• High CPU usage
• Workflows stop progressing
• Change requests stop progressing
• There may be database performance issues due to the rapid growth of Workpoint tables such as WP_PROCI.

• Oracle alert log (/u01/app/oracle/diag/rdbms/avdb/AVDB/trace/alert_AVDB.log): (rapid database growth)

ORA-1653: unable to extend table AVUSER.WP_PROCI by 8192 in tablespace DATA_1M

• aveksaServer.log file ($AVEKSA_HOME/wildfly/standalone/log/aveksaServer.log): (heavy workload)

0-01-24 10:09:03,430 [Worker_jobq#Normal#WPDS_30718] 
ERROR com.workpoint.services.impl.GenericServiceImpl - Numeric Overflow

• WorkPoint.log file ($AVEKSA_HOME/wildfly/standalone/log/WorkPoint.log):

2020-01-21 10:29:13,403 [Worker_jobq#Normal#WPDS_8] 
ERROR com.workpoint.server.monitor.JobMonitorHelper  - 
doCreateJobs() failed creating Split Node Job for Split ID 671879 in node 136338560:WPDS 
in parent Job 6251271:WPDS
java.sql.SQLException: BeanFactory not initialized or already closed - 
call 'refresh' before accessing beans via the ApplicationContext

• RSA Identity Governance & Lifecycle 7.1.1 P04
• RSA Identity Governance & Lifecycle 7.2.0

Customers who have encountered this issue should be strongly encouraged to patch to a version where this is resolved. Even if a particular event self resolves the severity of future events cannot be predicted.

NOTE: Until you are able to upgrade, you can use the tools provided in RSA Knowledge Base Article 000038546 -- Queries to detect workflows and change requests that could overload the Workpoint Server in RSA Identity Governance & Lifecycle to monitor the system for change requests or workflows that may potentially cause this issue. 

1. Detect and terminate the aberrant change request and/or workflow.
2. Cleanup the Workpoint monitoring queues. Be careful not to cancel any valid change requests and work that is in the Workpoint queues.

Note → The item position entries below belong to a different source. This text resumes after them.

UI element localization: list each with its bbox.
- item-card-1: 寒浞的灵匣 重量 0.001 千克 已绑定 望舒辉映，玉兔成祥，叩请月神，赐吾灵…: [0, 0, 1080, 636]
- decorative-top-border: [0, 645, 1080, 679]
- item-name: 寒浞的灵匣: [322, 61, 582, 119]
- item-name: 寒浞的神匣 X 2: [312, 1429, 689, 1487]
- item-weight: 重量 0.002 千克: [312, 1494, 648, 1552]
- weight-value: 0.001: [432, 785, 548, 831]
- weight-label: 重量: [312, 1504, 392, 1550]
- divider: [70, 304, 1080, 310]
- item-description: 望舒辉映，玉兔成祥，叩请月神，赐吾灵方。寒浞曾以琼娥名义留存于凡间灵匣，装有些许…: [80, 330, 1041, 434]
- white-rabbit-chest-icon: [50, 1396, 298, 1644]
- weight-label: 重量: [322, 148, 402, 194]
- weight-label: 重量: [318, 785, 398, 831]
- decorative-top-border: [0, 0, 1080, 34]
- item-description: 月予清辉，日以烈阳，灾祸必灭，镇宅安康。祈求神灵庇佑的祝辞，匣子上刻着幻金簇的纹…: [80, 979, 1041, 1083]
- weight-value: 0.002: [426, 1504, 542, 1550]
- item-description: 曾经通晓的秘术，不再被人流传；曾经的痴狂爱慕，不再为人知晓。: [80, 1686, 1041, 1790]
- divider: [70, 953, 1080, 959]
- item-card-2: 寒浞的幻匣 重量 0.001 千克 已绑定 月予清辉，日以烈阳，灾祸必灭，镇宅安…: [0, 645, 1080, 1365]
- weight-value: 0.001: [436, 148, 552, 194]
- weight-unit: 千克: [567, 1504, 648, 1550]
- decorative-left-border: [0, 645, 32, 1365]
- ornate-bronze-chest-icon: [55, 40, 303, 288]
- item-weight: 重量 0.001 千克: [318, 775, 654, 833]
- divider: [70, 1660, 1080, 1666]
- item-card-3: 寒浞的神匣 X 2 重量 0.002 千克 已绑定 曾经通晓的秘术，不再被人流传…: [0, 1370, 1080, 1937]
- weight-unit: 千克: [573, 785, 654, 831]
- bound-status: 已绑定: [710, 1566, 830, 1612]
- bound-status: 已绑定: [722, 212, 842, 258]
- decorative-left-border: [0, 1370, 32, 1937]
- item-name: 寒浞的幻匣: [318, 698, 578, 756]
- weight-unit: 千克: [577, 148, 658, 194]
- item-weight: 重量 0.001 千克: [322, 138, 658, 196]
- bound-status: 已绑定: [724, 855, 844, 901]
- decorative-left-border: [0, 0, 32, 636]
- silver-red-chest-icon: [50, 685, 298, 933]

As avuser run the following SQL detection scripts:

• Script 1:  Execute this script three times replacing wp_[JOB or ALERT or SCRIPT] with wp_JOB_monitor, wp_ALERT_monitor, and wp_SCRIPT_monitor for each run.

select * from 
(select * from (Select wpi.cr_id, wpi.name, wpi.proc_state_id, job.* from wp_proci wpi join
(select proci_id, count(proci_id) as NUM_OF_WORK_IN_Q from wp_[JOB or ALERT or SCRIPT]_monitor 
group by proci_id 
having count(proci_id) > 5
order by count(proci_id)) job
on wpi.proci_id = job.proci_id) 
order by NUM_OF_WORK_IN_Q desc) LIVE
JOIN 
(select * from 
(with tbleA as (
select
PS.PROCI_ID,
ji.cri_id
from avuser.WP_PROCI_SPLIT ps
join avuser.T_AV_WFJOB_ITEMS ji 
on PS.PROCI_NODE_ID = JI.NODE_ID and JI.NODE_DB = PS.PROCI_NODE_DB and JI.SPLIT_ID = PS.SPLIT_ID
)
select distinct
cr.id,
cr.name,
cr.request_date,
cr.completed_date
from tbleA tmp
join AVUSER.WP_PROCI pi on tmp.PROCI_ID = pi.PROCI_ID
join AVUSER.PV_CHANGE_REQUEST_DETAIL crd on tmp.cri_id = crd.id
join AVUSER.PV_CHANGE_REQUEST cr on pi.cr_id = cr.id
join AVUSER.PV_CHANGE_REQUEST cr1 on CRD.CHANGE_REQUEST_ID = cr1.id
where PI.CR_ID != CRD.CHANGE_REQUEST_ID)) BAD
on LIVE.CR_ID = BAD.ID

• Script 2:

select cr.* from t_av_change_requests cr
where exists 
(select 1 from t_av_change_request_details crd 
where cr.id = crd.change_requests_id and crd.state = 'CA')
and not exists 
(select 1 from t_av_change_request_details crd 
where cr.id = crd.change_requests_id and crd.operand_type != 'RF' and crd.state != 'CA')
and cr.current_state = 'PV';

• You must immediately identify the change request that is affected and complete the cancellation of that request. Until the change request is fully cancelled the system may continue to degrade. It is important to contact RSA Identity Governance & Lifecycle Support as soon as possible to obtain a script to remediate the problem request(s) and get assistance on cleaning up the Workpoint monitor queues.
• Consider restoring to a known good database backup from a time before the issue occurred.